Rav Sha'ul picks up the same theme when he writes to the Corinthians. Corinth was a sea port and a cultic centre, so well supplied with prostitutes of every kind, and Sha'ul vividly highlights the issue: "Don't you know that your bodies are part of the Messiah? So, am I to take parts of the Messiah and make them parts of a prostitute? Heaven forbid! Don't you know that a man who joins himself to a prostitute becomes physically one with her? For the Tanakh says, 'The two will become one flesh'" (1 Corinthians 6:15-16, CJB). Sha'ul sees this physical link as having great spiritual strength, creating a bond that damages the believer. He goes on: "Run from sexual immorality! Every other sin a person commits is outside the body, but the fornicator sins against his own body" (v. 18, CJB). Sexual sin is something that affects us right inside; the way that pornography becomes an addiction is a modern proof of this old truth. As Rav Sha'ul concludes, "Your body is a temple for the Ruach HaKodesh who lives inside you, whom you received from G-d. The fact is, you don't belong to yourselves, for you were bought at a price. So use your bodies to glorify G-d" (v. 19-20, CJB). Sha'ul's words apply equally to men and women, for either gender may entrap or be entrapped in sexual sin.

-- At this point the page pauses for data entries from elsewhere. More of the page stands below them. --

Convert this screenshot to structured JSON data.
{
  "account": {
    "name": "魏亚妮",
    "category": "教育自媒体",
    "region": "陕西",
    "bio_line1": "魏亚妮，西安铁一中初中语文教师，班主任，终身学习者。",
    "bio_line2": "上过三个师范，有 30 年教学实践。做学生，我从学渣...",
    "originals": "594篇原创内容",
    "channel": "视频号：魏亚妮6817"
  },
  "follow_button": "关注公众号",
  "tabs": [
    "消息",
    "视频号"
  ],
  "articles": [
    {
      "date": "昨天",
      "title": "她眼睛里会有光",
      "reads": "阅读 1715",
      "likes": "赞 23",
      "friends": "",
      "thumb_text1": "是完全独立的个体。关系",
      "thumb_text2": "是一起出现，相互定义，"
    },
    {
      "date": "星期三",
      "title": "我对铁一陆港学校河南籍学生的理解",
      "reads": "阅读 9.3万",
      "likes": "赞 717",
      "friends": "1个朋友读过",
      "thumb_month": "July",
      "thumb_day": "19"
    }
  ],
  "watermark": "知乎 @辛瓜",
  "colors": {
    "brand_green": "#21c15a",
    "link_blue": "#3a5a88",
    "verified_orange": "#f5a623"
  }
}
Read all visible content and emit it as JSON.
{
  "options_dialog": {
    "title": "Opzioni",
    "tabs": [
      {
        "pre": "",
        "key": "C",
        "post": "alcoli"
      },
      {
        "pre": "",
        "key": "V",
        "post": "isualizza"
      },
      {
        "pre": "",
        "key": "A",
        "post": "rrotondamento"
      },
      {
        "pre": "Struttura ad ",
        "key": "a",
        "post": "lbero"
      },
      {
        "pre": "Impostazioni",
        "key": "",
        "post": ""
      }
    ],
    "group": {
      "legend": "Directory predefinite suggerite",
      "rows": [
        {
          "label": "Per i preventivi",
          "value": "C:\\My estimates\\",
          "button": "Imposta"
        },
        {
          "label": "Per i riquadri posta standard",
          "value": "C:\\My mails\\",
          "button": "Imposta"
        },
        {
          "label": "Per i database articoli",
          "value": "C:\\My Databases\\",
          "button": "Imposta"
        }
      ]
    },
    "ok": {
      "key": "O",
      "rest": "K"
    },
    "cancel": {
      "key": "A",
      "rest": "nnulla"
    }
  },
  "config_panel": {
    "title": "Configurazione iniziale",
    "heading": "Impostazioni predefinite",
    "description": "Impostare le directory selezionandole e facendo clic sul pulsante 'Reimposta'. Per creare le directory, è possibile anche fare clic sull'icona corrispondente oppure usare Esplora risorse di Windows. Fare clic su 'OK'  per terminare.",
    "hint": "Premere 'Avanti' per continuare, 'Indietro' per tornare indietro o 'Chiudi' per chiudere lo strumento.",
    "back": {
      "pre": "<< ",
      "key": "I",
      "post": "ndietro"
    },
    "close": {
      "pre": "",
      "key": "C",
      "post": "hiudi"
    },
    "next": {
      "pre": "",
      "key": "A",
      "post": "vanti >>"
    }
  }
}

Further Study: Jeremiah 1:1-5; Romans 12:2; 1 Corinthians 8:12

Application: How do you use your body and body language? Do you dress modestly and carefully so as to protect yourself and others not just from sin but from meditating upon sin? Each of us has a responsibility not only for ourselves but the effect that we might have on others. As Yeshua said, "Whoever causes one of these who believe in Me to stumble, it would be better to be tied to a millstone and thrown into the sea" (Mark 9:42).